Storylines are planned months ahead of time, of course. And once you start something down a certain path, it really is hard to change that path in a group-planning environment.

Because I'm not sure how to otherwise really explain DARK AVENGERS #1 coming out the day after the inauguration of our 44th president. Tonally, it's completely wrong. Here's a man who, in his first week, has strengthened the Freedom of Information Act; is doing his initial interviews with "the Muslim world" trying to show them that America is not their enemy; is shutting down Gitmo.

And in DARK AVENGERS #1 a loathsome and insane enemy takes over super-heroic security of the country, installing twisted parodies of some of our favorite heroes as though they were the real thing, and is ruling based on fear and blackmail and psychosis.

Well, fair enough that I have a few conservative friends who might argue that IS the undercurrent of America '09, but I think they're fair from the majority opinion this time around.

I don't want this to become a big political debate or anything, but the dissonance between watching our President speak, and the workings of America in the Marvel universe is pretty breathtaking -- it's like going to the opera and finding out tonight's selection is the Sex Pistol's greatest hits!

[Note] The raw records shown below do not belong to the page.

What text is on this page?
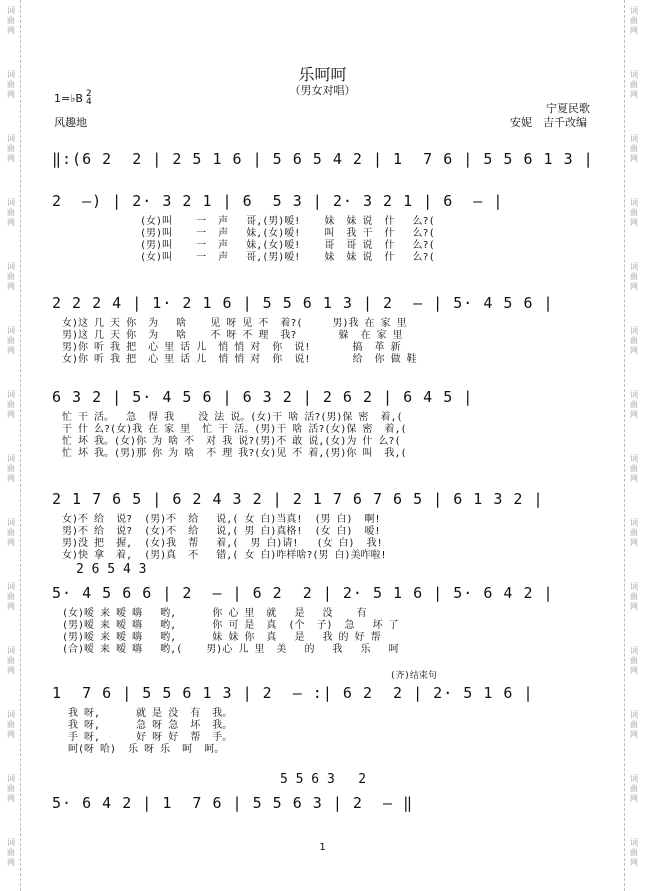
词
曲
网
词
曲
网
词
曲
网
词
曲
网
词
曲
网
词
曲
网
词
曲
网
词
曲
网
词
曲
网
词
曲
网
词
曲
网
词
曲
网
词
曲
网
词
曲
网
词
曲
网
词
曲
网
词
曲
网
词
曲
网
词
曲
网
词
曲
网
词
曲
网
词
曲
网
词
曲
网
词
曲
网
词
曲
网
词
曲
网
词
曲
网
词
曲
网
乐呵呵
（男女对唱）
1=♭B 2
4
风趣地
宁夏民歌
安妮　吉千改编
‖:(6 2  2 | 2 5 1 6 | 5 6 5 4 2 | 1  7 6 | 5 5 6 1 3 |
2  —) | 2· 3 2 1 | 6  5 3 | 2· 3 2 1 | 6  — |
(女)叫    一  声   哥,(男)嗳!    妹  妹 说  什   么?(
(男)叫    一  声   妹,(女)嗳!    叫  我 干  什   么?(
(男)叫    一  声   妹,(女)嗳!    哥  哥 说  什   么?(
(女)叫    一  声   哥,(男)嗳!    妹  妹 说  什   么?(
2 2 2 4 | 1· 2 1 6 | 5 5 6 1 3 | 2  — | 5· 4 5 6 |
女)这 几 天 你  为   啥    见 呀 见 不  着?(     男)我 在 家 里
男)这 几 天 你  为   啥    不 呀 不 理  我?       躲  在 家 里
男)你 听 我 把  心 里 话 儿  悄 悄 对  你  说!       搞  革 新
女)你 听 我 把  心 里 话 儿  悄 悄 对  你  说!       给  你 做 鞋
6 3 2 | 5· 4 5 6 | 6 3 2 | 2 6 2 | 6 4 5 |
忙 干 活。  急  得 我    没 法 说。(女)干 啥 活?(男)保 密  着,(
干 什 么?(女)我 在 家 里  忙 干 活。(男)干 啥 活?(女)保 密  着,(
忙 坏 我。(女)你 为 啥 不  对 我 说?(男)不 敢 说,(女)为 什 么?(
忙 坏 我。(男)那 你 为 啥  不 理 我?(女)见 不 着,(男)你 叫  我,(
2 1 7 6 5 | 6 2 4 3 2 | 2 1 7 6 7 6 5 | 6 1 3 2 |
女)不 给  说?  (男)不  给   说,( 女 白)当真!  (男 白)  啊!
男)不 给  说?  (女)不  给   说,( 男 白)真格!  (女 白)  嗳!
男)没 把  握,  (女)我  帮   着,(  男 白)请!   (女 白)  我!
女)快 拿  着,  (男)真  不   错,( 女 白)咋样啥?(男 白)美咋啦!
5· 4 5 6 6 | 2  — | 6 2  2 | 2· 5 1 6 | 5· 6 4 2 |
2 6 5 4 3
(女)嗳 来 嗳 嗨   哟,      你 心 里  就   是   没    有
(男)嗳 来 嗳 嗨   哟,      你 可 是  真  (个  子)  急   坏 了
(男)嗳 来 嗳 嗨   哟,      妹 妹 你  真   是   我 的 好 帮
(合)嗳 来 嗳 嗨   哟,(    男)心 儿 里  美   的   我   乐   呵
1  7 6 | 5 5 6 1 3 | 2  — :| 6 2  2 | 2· 5 1 6 |
(齐)结束句
我 呀,      就 是 没  有  我。
我 呀,      急 呀 急  坏  我。
手 呀,      好 呀 好  帮  手。
呵(呀 哈)  乐 呀 乐  呵  呵。
5· 6 4 2 | 1  7 6 | 5 5 6 3 | 2  — ‖
5 5 6 3   2
1
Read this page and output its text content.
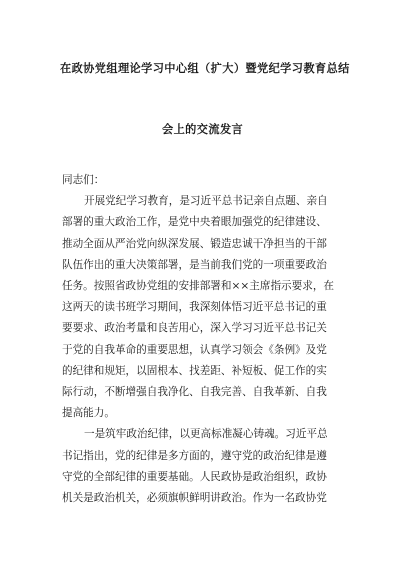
在政协党组理论学习中心组（扩大）暨党纪学习教育总结
会上的交流发言
同志们：
开展党纪学习教育，是习近平总书记亲自点题、亲自
部署的重大政治工作，是党中央着眼加强党的纪律建设、
推动全面从严治党向纵深发展、锻造忠诚干净担当的干部
队伍作出的重大决策部署，是当前我们党的一项重要政治
任务。按照省政协党组的安排部署和××主席指示要求，在
这两天的读书班学习期间，我深刻体悟习近平总书记的重
要要求、政治考量和良苦用心，深入学习习近平总书记关
于党的自我革命的重要思想，认真学习领会《条例》及党
的纪律和规矩，以固根本、找差距、补短板、促工作的实
际行动，不断增强自我净化、自我完善、自我革新、自我
提高能力。
一是筑牢政治纪律，以更高标准凝心铸魂。习近平总
书记指出，党的纪律是多方面的，遵守党的政治纪律是遵
守党的全部纪律的重要基础。人民政协是政治组织，政协
机关是政治机关，必须旗帜鲜明讲政治。作为一名政协党
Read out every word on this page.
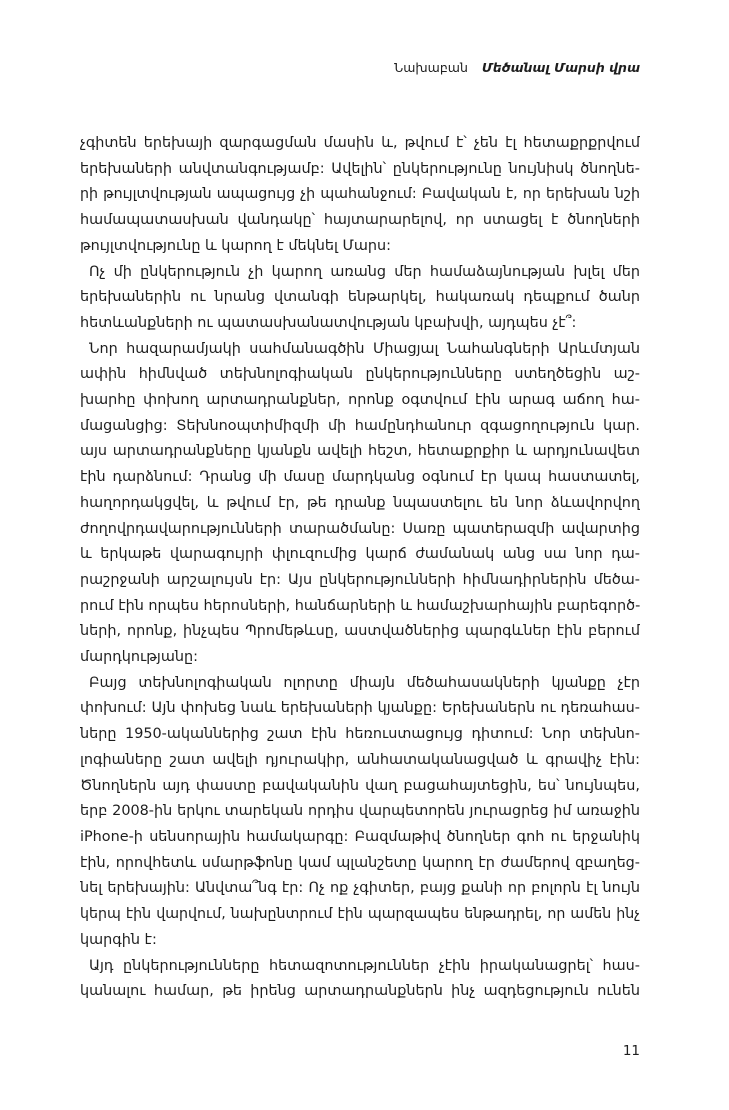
Նախաբան Մեծանալ Մարսի վրա
չգիտեն երեխայի զարգացման մասին և, թվում է՝ չեն էլ հետաքրքրվում
երեխաների անվտանգությամբ: Ավելին՝ ընկերությունը նույնիսկ ծնողնե-
րի թույլտվության ապացույց չի պահանջում: Բավական է, որ երեխան նշի
համապատասխան վանդակը՝ հայտարարելով, որ ստացել է ծնողների
թույլտվությունը և կարող է մեկնել Մարս:
Ոչ մի ընկերություն չի կարող առանց մեր համաձայնության խլել մեր
երեխաներին ու նրանց վտանգի ենթարկել, հակառակ դեպքում ծանր
հետևանքների ու պատասխանատվության կբախվի, այդպես չէ՞:
Նոր հազարամյակի սահմանագծին Միացյալ Նահանգների Արևմտյան
ափին հիմնված տեխնոլոգիական ընկերությունները ստեղծեցին աշ-
խարհը փոխող արտադրանքներ, որոնք օգտվում էին արագ աճող հա-
մացանցից: Տեխնոօպտիմիզմի մի համընդհանուր զգացողություն կար.
այս արտադրանքները կյանքն ավելի հեշտ, հետաքրքիր և արդյունավետ
էին դարձնում: Դրանց մի մասը մարդկանց օգնում էր կապ հաստատել,
հաղորդակցվել, և թվում էր, թե դրանք նպաստելու են նոր ձևավորվող
ժողովրդավարությունների տարածմանը: Սառը պատերազմի ավարտից
և երկաթե վարագույրի փլուզումից կարճ ժամանակ անց սա նոր դա-
րաշրջանի արշալույսն էր: Այս ընկերությունների հիմնադիրներին մեծա-
րում էին որպես հերոսների, հանճարների և համաշխարհային բարեգործ-
ների, որոնք, ինչպես Պրոմեթևսը, աստվածներից պարգևներ էին բերում
մարդկությանը:
Բայց տեխնոլոգիական ոլորտը միայն մեծահասակների կյանքը չէր
փոխում: Այն փոխեց նաև երեխաների կյանքը: Երեխաներն ու դեռահաս-
ները 1950-ականներից շատ էին հեռուստացույց դիտում: Նոր տեխնո-
լոգիաները շատ ավելի դյուրակիր, անհատականացված և գրավիչ էին:
Ծնողներն այդ փաստը բավականին վաղ բացահայտեցին, ես՝ նույնպես,
երբ 2008-ին երկու տարեկան որդիս վարպետորեն յուրացրեց իմ առաջին
iPhone-ի սենսորային համակարգը: Բազմաթիվ ծնողներ գոհ ու երջանիկ
էին, որովհետև սմարթֆոնը կամ պլանշետը կարող էր ժամերով զբաղեց-
նել երեխային: Անվտա՞նգ էր: Ոչ ոք չգիտեր, բայց քանի որ բոլորն էլ նույն
կերպ էին վարվում, նախընտրում էին պարզապես ենթադրել, որ ամեն ինչ
կարգին է:
Այդ ընկերությունները հետազոտություններ չէին իրականացրել՝ հաս-
կանալու համար, թե իրենց արտադրանքներն ինչ ազդեցություն ունեն
11
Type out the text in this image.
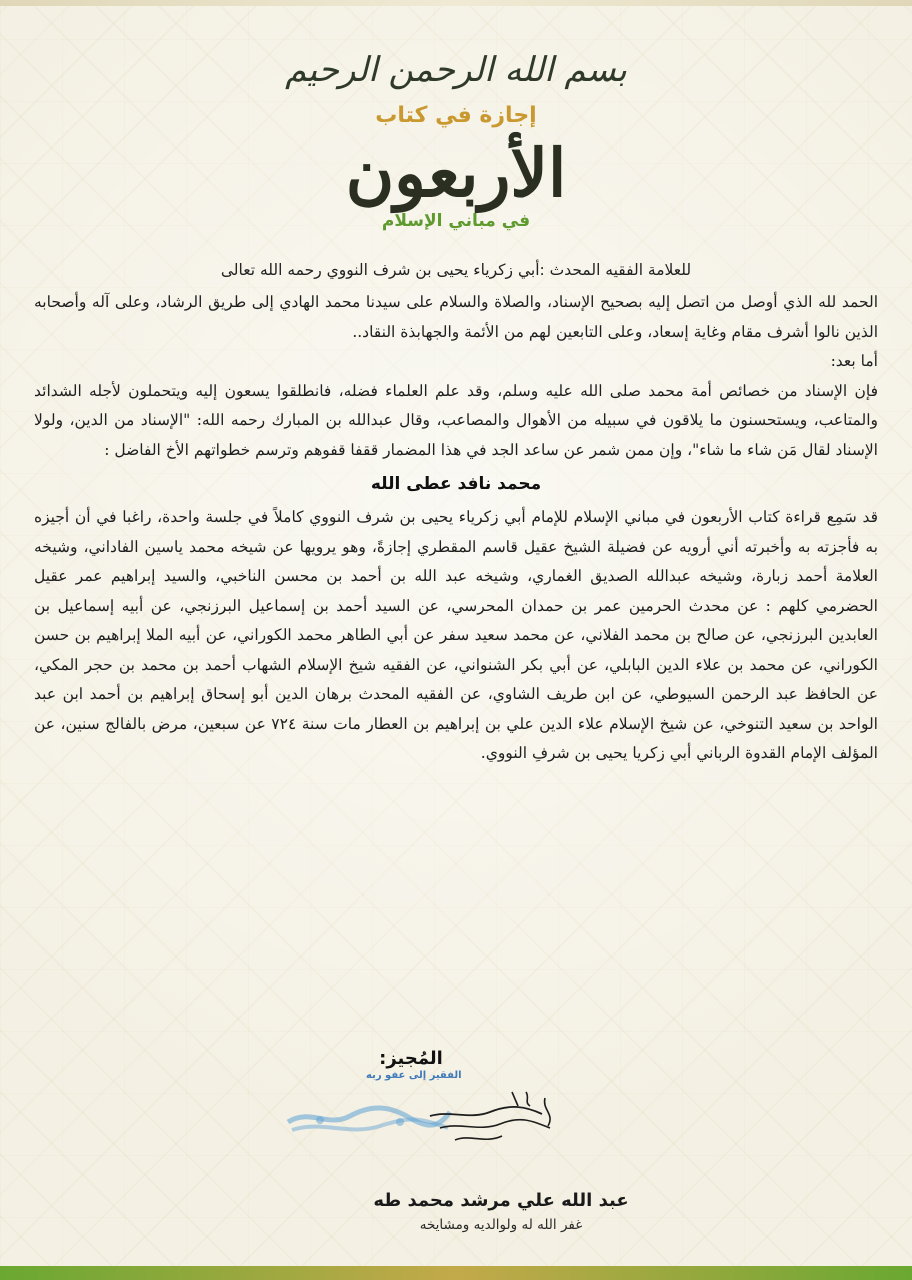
بسم الله الرحمن الرحيم
إجازة في كتاب
الأربعون
في مباني الإسلام
للعلامة الفقيه المحدث :أبي زكرياء يحيى بن شرف النووي رحمه الله تعالى

الحمد لله الذي أوصل من اتصل إليه بصحيح الإسناد، والصلاة والسلام على سيدنا محمد الهادي إلى طريق الرشاد، وعلى آله وأصحابه الذين نالوا أشرف مقام وغاية إسعاد، وعلى التابعين لهم من الأئمة والجهابذة النقاد..

أما بعد:

فإن الإسناد من خصائص أمة محمد صلى الله عليه وسلم، وقد علم العلماء فضله، فانطلقوا يسعون إليه ويتحملون لأجله الشدائد والمتاعب، ويستحسنون ما يلاقون في سبيله من الأهوال والمصاعب، وقال عبدالله بن المبارك رحمه الله: "الإسناد من الدين، ولولا الإسناد لقال مَن شاء ما شاء"، وإن ممن شمر عن ساعد الجد في هذا المضمار ققفا قفوهم وترسم خطواتهم الأخ الفاضل :

محمد نافد عطى الله

قد سَمِع قراءة كتاب الأربعون في مباني الإسلام للإمام أبي زكرياء يحيى بن شرف النووي كاملاً في جلسة واحدة، راغبا في أن أجيزه به فأجزته به وأخبرته أني أرويه عن فضيلة الشيخ عقيل قاسم المقطري إجازةً، وهو يرويها عن شيخه محمد ياسين الفاداني، وشيخه العلامة أحمد زبارة، وشيخه عبدالله الصديق الغماري، وشيخه عبد الله بن أحمد بن محسن الناخبي، والسيد إبراهيم عمر عقيل الحضرمي كلهم : عن محدث الحرمين عمر بن حمدان المحرسي، عن السيد أحمد بن إسماعيل البرزنجي، عن أبيه إسماعيل بن العابدين البرزنجي، عن صالح بن محمد الفلاني، عن محمد سعيد سفر عن أبي الطاهر محمد الكوراني، عن أبيه الملا إبراهيم بن حسن الكوراني، عن محمد بن علاء الدين البابلي، عن أبي بكر الشنواني، عن الفقيه شيخ الإسلام الشهاب أحمد بن محمد بن حجر المكي، عن الحافظ عبد الرحمن السيوطي، عن ابن طريف الشاوي، عن الفقيه المحدث برهان الدين أبو إسحاق إبراهيم بن أحمد ابن عبد الواحد بن سعيد التنوخي، عن شيخ الإسلام علاء الدين علي بن إبراهيم بن العطار مات سنة ٧٢٤ عن سبعين، مرض بالفالج سنين، عن المؤلف الإمام القدوة الرباني أبي زكريا يحيى بن شرفِ النووي.

المُجيز:
الفقير إلى عفو ربه
عبد الله علي مرشد محمد طه
غفر الله له ولوالديه ومشايخه
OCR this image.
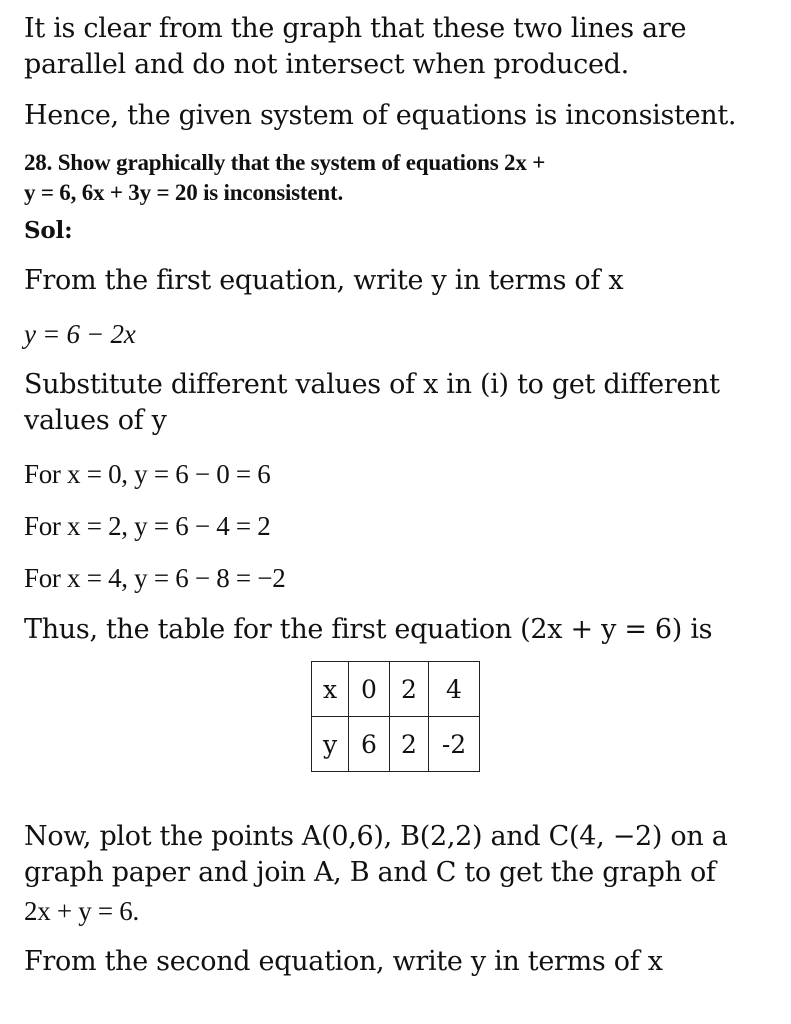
It is clear from the graph that these two lines are
parallel and do not intersect when produced.
Hence, the given system of equations is inconsistent.
28. Show graphically that the system of equations 2x +
y = 6, 6x + 3y = 20 is inconsistent.
Sol:
From the first equation, write y in terms of x
y = 6 − 2x
Substitute different values of x in (i) to get different
values of y
For x = 0, y = 6 − 0 = 6
For x = 2, y = 6 − 4 = 2
For x = 4, y = 6 − 8 = −2
Thus, the table for the first equation (2x + y = 6) is
Now, plot the points A(0,6), B(2,2) and C(4, −2) on a
graph paper and join A, B and C to get the graph of
2x + y = 6.
From the second equation, write y in terms of x
x	0	2	4
y	6	2	-2
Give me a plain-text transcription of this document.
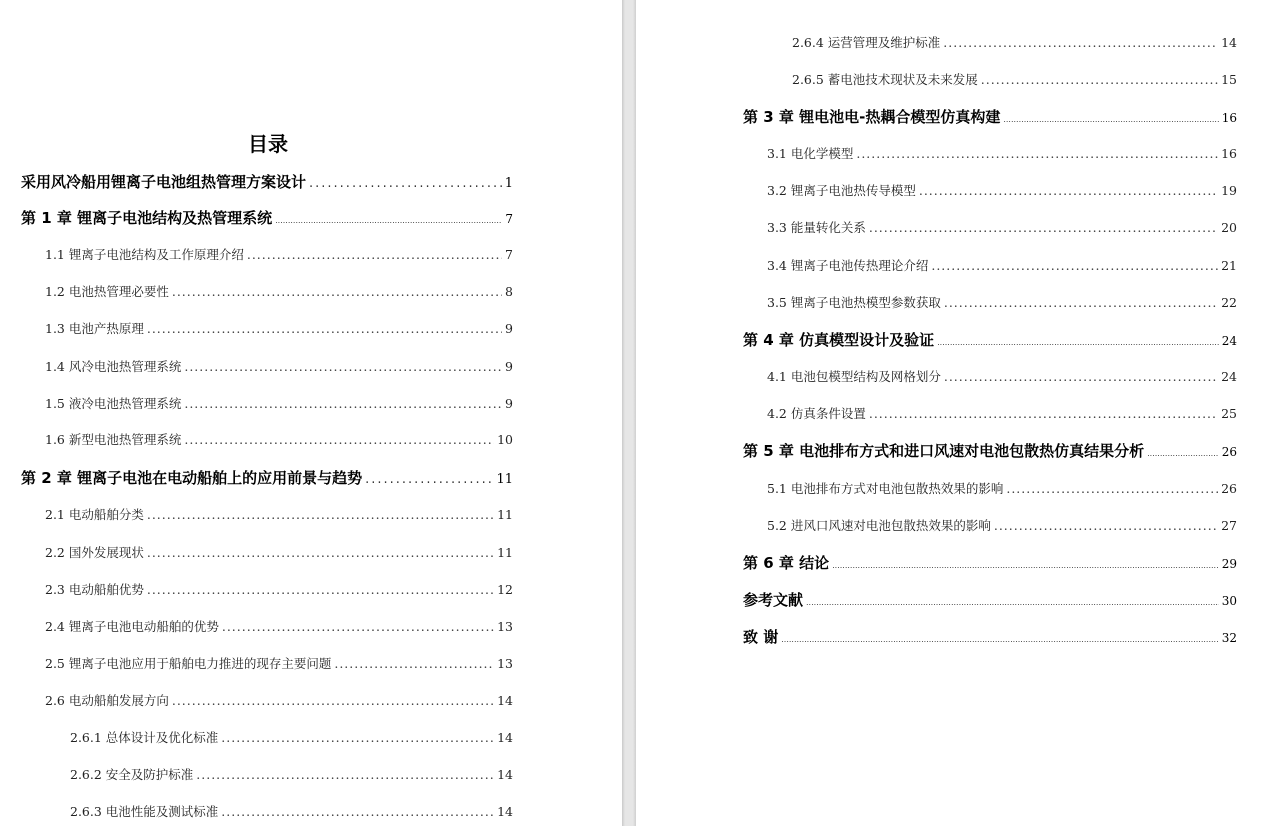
目录
采用风冷船用锂离子电池组热管理方案设计 .....	1
第 1 章 锂离子电池结构及热管理系统 .....	7
1.1 锂离子电池结构及工作原理介绍 .....	7
1.2 电池热管理必要性 .....	8
1.3 电池产热原理 .....	9
1.4 风冷电池热管理系统 .....	9
1.5 液冷电池热管理系统 .....	9
1.6 新型电池热管理系统 .....	10
第 2 章 锂离子电池在电动船舶上的应用前景与趋势 .....	11
2.1 电动船舶分类 .....	11
2.2 国外发展现状 .....	11
2.3 电动船舶优势 .....	12
2.4 锂离子电池电动船舶的优势 .....	13
2.5 锂离子电池应用于船舶电力推进的现存主要问题 .....	13
2.6 电动船舶发展方向 .....	14
2.6.1 总体设计及优化标准 .....	14
2.6.2 安全及防护标准 .....	14
2.6.3 电池性能及测试标准 .....	14
2.6.4 运营管理及维护标准 .....	14
2.6.5 蓄电池技术现状及未来发展 .....	15
第 3 章 锂电池电-热耦合模型仿真构建 .....	16
3.1 电化学模型 .....	16
3.2 锂离子电池热传导模型 .....	19
3.3 能量转化关系 .....	20
3.4 锂离子电池传热理论介绍 .....	21
3.5 锂离子电池热模型参数获取 .....	22
第 4 章 仿真模型设计及验证 .....	24
4.1 电池包模型结构及网格划分 .....	24
4.2 仿真条件设置 .....	25
第 5 章 电池排布方式和进口风速对电池包散热仿真结果分析 .....	26
5.1 电池排布方式对电池包散热效果的影响 .....	26
5.2 进风口风速对电池包散热效果的影响 .....	27
第 6 章 结论 .....	29
参考文献 .....	30
致 谢 .....	32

So, yeah, I think they were betting on McCain winning this thing. Could be wrong, but that's my theory and I am sticking with it for the moment.

Putting THAT aside, how was the comic itself?

Actually, surprisingly GOOD.

There was some fine storytelling going on here -- everything you might possibly need to know is right there within the pages of the comic itself, and it unfolded organically, as well as with a reasonable amount of suspense. There was a density of storytelling that I haven't gotten from a Bendis comic in some time -- this is a "crowded" book, with lots going on, and a lot of insight into the individual pieces.

This is one of Marvel's new $3.99 monthlies, but if it keeps this density, that might even be a reasonable price to pay.

The art is lovely and moody, the script is strong, what's not to like?

My one concern is two-fold (hm, does that even make sense?) -- this book's premise is a bit too much like that of THUNDERBOLTS (and TBOLTS changes it's premise a little bit, kinda, to match to that), but because of the high profile nature of the title and the characters, I really really don't see how you can get a lot more than a year out of the premise.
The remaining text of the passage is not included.